You are viewing a plain text version of this content. The canonical link for it is here.

Posted to user@hbase.apache.org by Matt Corgan <mc...@hotpads.com> on 2010/09/28 01:26:12 UTC

region doesn't split after 32+ GB

I'm sequentially importing ~1 billion small rows (32 byte keys) into a table
called StatAreaModelLink.  I realize that sequential insertion isn't
efficient by design, but I'm not in a hurry so I let it run all weekend.
 It's been proceeding quickly except for ~20s stalls every minute or so.

I also noticed that one regionserver was getting all the load and just
figured that after each split the later region stayed on the current node.
 Turns out the last region stopped splitting altogether and now has a 33gb
store file.

I started importing on 0.20.6, but switched to 0.89.20100726 today.  They
both seem to act similarly.  Using all default settings except VERSIONS=1.

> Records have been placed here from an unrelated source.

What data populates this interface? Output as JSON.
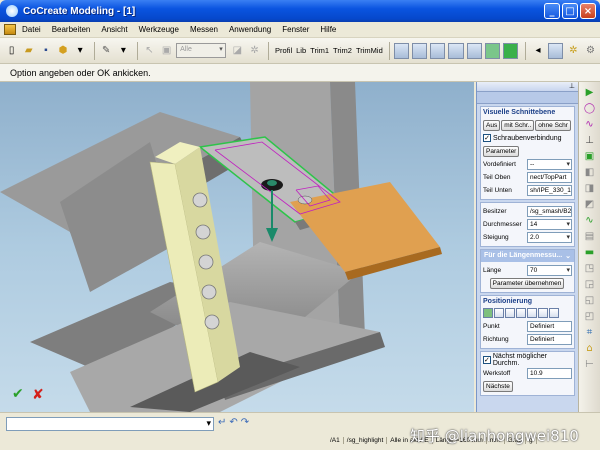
{
  "window": {
    "title": "CoCreate Modeling - [1]",
    "minimize": "_",
    "maximize": "□",
    "close": "×"
  },
  "menu": [
    "Datei",
    "Bearbeiten",
    "Ansicht",
    "Werkzeuge",
    "Messen",
    "Anwendung",
    "Fenster",
    "Hilfe"
  ],
  "toolbar": {
    "filter_combo": "Alle",
    "commands": [
      "Profil",
      "Lib",
      "Trim1",
      "Trim2",
      "TrimMid"
    ]
  },
  "prompt": "Option angeben oder OK ankicken.",
  "panel": {
    "section1": {
      "title": "Visuelle Schnittebene",
      "btn_aus": "Aus",
      "btn_mit": "mit Schr..",
      "btn_ohne": "ohne Schr",
      "checkbox": "Schraubenverbindung",
      "btn_param": "Parameter",
      "rows": [
        {
          "label": "Vordefiniert",
          "value": "--"
        },
        {
          "label": "Teil Oben",
          "value": "nect/TopPart"
        },
        {
          "label": "Teil Unten",
          "value": "sh/IPE_330_1"
        }
      ]
    },
    "section2": {
      "rows": [
        {
          "label": "Besitzer",
          "value": "/sg_smash/B2"
        },
        {
          "label": "Durchmesser",
          "value": "14"
        },
        {
          "label": "Steigung",
          "value": "2.0"
        }
      ]
    },
    "section3": {
      "title": "Für die Längenmessu...",
      "row": {
        "label": "Länge",
        "value": "70"
      },
      "btn": "Parameter übernehmen"
    },
    "section4": {
      "title": "Positionierung",
      "rows": [
        {
          "label": "Punkt",
          "value": "Definiert"
        },
        {
          "label": "Richtung",
          "value": "Definiert"
        }
      ]
    },
    "checkbox2": "Nächst möglicher Durchm.",
    "werkstoff": {
      "label": "Werkstoff",
      "value": "10.9"
    },
    "next_btn": "Nächste"
  },
  "status": {
    "cells": [
      "/A1",
      "/sg_highlight",
      "Alle in akt AE",
      "Länge =160 mm",
      "mm",
      "Grad",
      "g"
    ],
    "watermark": "知乎 @lianhongwei810"
  }
}
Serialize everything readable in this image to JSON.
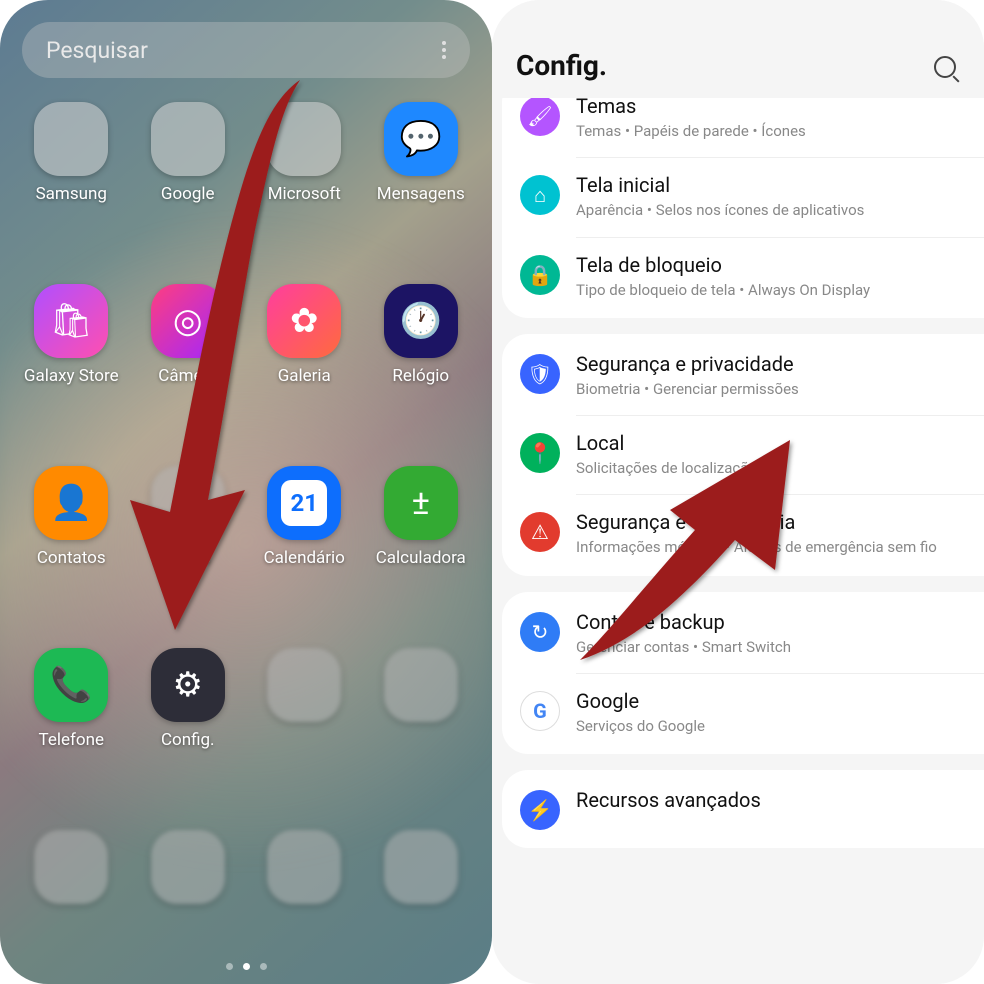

That regionserver's logs constantly say "Compaction requested for region...
because regionserver60020.cacheFlusher"

http://pastebin.com/WJDs7ZbM

Am I doing something wrong, like not giving it enough time to flush/compact?
 There are 23 previous regions that look ok.

The region summary:

StatAreaModelLink
\x00\x00\x07\xD9\x00\x00\x00\x04\x00\x00\x00\x004\x12z\xCF\x00\x00\x00\x09\x00\x00\x00\x00\x00\x00\x00\x00=\xE9C
1285438365987.69034405
stores=1, storefiles=13, storefileSizeMB=34001, memstoreSizeMB=51,
storefileIndexSizeMB=47


Thanks,
Matt

Re: region doesn't split after 32+ GB

Posted by Andrew Purtell <ap...@apache.org>.

Matt,

Since you are using ZooKeeper already, conceivably you could keep a hosts file in ZooKeeper somewhere, use a strategy for updates similar to what is done for implementing locking to insure a new slave gets and updates the latest version "atomically", and use Twitcher to trigger updates on each host: 
   http://github.com/twitter/twitcher

?

Best regards,

    - Andy


> From: Matt Corgan <mc...@hotpads.com>
> Subject: Re: region doesn't split after 32+ GB
> To: "user" <us...@hbase.apache.org>
> Date: Wednesday, September 29, 2010, 11:30 AM
> Thanks for your help again Stack...
> sorry i don't have the logs.  Will do a
> better job of saving them.  By the way, this time the
> insert job maintained
> about 22k rows/sec all night without any pauses, and even
> though it was
> sequential insertion, it did a nice job of rotating the
> active region around
> the cluster.
> 
> As for the hostnames, there are no problems in .89, and
> nothing is onerous
> by any means... we are just trying to come to some level of
> familiarity
> before putting any real data into hbase.
> 
> EC2/RightScale make it very easy to add/remove
> regionservers to the cluster
> with the click of a button, which is the reason that the
> hosts file can
> change more often then you'd want to modify it
> manually.  We're going to go
> the route of having each newly added regionserver append
> it's name to the
> host file of every other server in our EC2 account (~30
> servers).  The only
> downsides I see there are that it doesn't scale very
> elegantly, and that it
> gets complicated if you want to launch multiple
> regionservers or new clients
> at the same time.
> 
> For the sake of brainstorming, maybe it's possible to have
> the master always
> broadcast IP addresses and have all communication done via
> IP.  This may be
> more robust anyway.  Then the first time a new
> regionserver or cient gets an
> unfamiliar IP address, it can try to figure out the
> hostname (the same way
> the master currently does this), and cache it
> somewhere.  The hostname could
> be added alongside the IP address or replace it in the logs
> for convenience.
> 
> Thanks again,
> Matt

Re: region doesn't split after 32+ GB

Posted by Matt Corgan <mc...@hotpads.com>.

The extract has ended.